Avec Olivier Girard, nous étions partis dans l’idée de faire comme pour Le dragon Griaule, à savoir une suite de visuels un peu logotypiques qui faisaient les ouvertures de chapitre. Et puis et puis…j’ai lu le livre, et je n’avais pas envie d’en rester là ! Alors collégialement, on a opté pour l’option illustrée.
Quelle est ta méthode de travail ? Lis-tu le texte d’abord ? En anglais dans le cas du Calice du Dragon ? Et comment cela s’est-il passé, sachant que les délais ont été plus serrés que d’habitude ?

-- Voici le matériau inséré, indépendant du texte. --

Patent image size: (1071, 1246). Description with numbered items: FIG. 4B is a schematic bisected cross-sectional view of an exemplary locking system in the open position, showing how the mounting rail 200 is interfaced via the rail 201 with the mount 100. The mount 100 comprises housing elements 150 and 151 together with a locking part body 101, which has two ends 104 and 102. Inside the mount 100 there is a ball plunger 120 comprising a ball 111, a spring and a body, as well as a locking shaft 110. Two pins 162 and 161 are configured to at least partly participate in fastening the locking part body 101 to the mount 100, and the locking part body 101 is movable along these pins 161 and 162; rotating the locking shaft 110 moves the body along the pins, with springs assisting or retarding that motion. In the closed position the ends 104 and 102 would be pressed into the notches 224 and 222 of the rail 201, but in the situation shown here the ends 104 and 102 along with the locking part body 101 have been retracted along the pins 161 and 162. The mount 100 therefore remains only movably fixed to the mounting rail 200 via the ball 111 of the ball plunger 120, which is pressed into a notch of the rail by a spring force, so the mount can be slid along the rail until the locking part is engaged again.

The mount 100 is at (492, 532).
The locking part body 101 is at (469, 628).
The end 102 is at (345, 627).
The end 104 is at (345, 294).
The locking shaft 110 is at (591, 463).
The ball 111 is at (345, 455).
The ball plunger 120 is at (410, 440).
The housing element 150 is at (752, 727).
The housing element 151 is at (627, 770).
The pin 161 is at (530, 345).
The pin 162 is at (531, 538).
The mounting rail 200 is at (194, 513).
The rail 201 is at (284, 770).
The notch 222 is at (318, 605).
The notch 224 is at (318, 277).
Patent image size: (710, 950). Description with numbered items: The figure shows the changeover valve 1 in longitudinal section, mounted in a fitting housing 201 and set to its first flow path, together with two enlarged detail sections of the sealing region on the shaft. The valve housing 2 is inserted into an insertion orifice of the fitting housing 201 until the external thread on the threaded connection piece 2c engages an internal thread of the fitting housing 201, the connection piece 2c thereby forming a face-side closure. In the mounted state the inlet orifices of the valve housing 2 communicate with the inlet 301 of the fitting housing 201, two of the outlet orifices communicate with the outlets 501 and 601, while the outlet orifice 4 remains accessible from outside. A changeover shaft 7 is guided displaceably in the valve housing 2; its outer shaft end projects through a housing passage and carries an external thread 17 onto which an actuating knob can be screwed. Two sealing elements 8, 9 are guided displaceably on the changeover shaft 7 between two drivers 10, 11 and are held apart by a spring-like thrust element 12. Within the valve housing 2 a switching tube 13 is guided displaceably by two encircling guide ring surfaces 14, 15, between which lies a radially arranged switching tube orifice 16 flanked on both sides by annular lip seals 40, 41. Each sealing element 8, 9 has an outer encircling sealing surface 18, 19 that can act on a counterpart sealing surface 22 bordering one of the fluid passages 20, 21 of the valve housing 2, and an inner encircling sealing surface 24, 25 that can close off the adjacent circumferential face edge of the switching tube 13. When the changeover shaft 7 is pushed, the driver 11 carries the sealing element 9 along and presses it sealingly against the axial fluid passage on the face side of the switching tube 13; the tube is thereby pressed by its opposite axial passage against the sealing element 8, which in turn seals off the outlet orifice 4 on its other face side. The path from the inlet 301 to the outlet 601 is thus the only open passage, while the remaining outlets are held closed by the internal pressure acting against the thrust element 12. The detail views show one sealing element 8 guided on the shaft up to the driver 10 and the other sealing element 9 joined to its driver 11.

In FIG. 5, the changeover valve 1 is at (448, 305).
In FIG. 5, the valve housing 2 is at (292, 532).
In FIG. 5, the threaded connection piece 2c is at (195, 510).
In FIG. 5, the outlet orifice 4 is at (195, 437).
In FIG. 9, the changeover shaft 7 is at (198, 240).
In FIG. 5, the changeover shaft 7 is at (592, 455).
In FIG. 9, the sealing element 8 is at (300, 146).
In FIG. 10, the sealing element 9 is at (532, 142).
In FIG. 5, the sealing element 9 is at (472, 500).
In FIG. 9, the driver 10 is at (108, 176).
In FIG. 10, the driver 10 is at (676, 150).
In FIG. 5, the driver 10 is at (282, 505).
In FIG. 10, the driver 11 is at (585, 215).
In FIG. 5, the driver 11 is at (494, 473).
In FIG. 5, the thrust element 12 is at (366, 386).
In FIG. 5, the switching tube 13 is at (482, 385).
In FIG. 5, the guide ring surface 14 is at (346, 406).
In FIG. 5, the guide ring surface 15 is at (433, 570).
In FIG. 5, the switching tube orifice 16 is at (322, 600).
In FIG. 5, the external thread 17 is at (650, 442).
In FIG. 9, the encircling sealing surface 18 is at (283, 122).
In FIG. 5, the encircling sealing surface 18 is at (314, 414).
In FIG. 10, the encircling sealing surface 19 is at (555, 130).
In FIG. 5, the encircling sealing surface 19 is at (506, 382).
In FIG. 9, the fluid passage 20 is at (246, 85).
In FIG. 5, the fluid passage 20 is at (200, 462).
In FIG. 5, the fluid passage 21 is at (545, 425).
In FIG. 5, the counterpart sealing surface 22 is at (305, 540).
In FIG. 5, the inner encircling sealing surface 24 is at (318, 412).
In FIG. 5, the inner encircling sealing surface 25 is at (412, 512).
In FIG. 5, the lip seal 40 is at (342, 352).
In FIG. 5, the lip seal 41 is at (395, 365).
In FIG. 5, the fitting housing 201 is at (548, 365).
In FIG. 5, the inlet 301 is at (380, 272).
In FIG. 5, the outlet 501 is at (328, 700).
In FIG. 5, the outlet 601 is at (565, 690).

Oh, les délais ont été plutôt normaux ! Et précisément, j’ai pu lire le texte ! Ce n’est pas toujours le cas, malheureusement, mais quand les délais le permettent, il ne faut pas hésiter. Dans le cas précis du Calice, Jean-Daniel Brèque était en pleine traduction, et j’ai lu une traduction intermédiaire. Dans ces cas-là, ça n’a pas vraiment d’incidence sur les illustrations, puisque le cœur du texte y est. Ça peut avoir un impact sur la qualité de lecture pour l’illustrateur, donc grignoter le plaisir que ce dernier a de faire entrer le lecteur dans un univers visuel; en bref, si ma lecture est poussive, les illustrations s’en ressentent. Et là, comme la qualité était au rendez-vous, tout était fluide ! Merci Jean-Daniel !
Il m’est arrivé de lire les textes en anglais à illustrer, mais ça ne m’est pas très agréable. Lire pour illustrer est déjà une lecture plus analytique, et comme mon niveau d’anglais n’est pas suffisant pour avoir un réel plaisir de lecture, cela ressemble un peu à une double peine. Et ça démotive.
Peux-tu expliquer le choix de la couverture ?
Ça n’a pas été très simple. Je ne voulais pas penser à une couverture avant d’avoir fait les illustrations intérieures (du moins au stade d’esquisse). Et puis en faisant l’image de Rosacher qui passe par les dents pour aller faire ses cultures dans les gencives, j’ai eu envie de la transformer en couverture. Puis, après l’avoir avancée un peu, les placements du titre et des typos brouillaient la lisibilité de l’image, alors j’ai agrandi autour de l’image pour respirer, et j’ai fait ça trois-quatre fois au moins avant d’être satisfait !
Et puis il y avait le rapport d’échelle entre le héros et le dragon. Comme pour la première couverture du Dragon Griaule, je voulais conserver cette disproportion. Le dragon est un décor en soi, et le personnage est le grain de sable dans le rouage de l’histoire. J’aime ce parallèle entre les deux livres, et ça me faisait plaisir que les couvertures se fassent écho.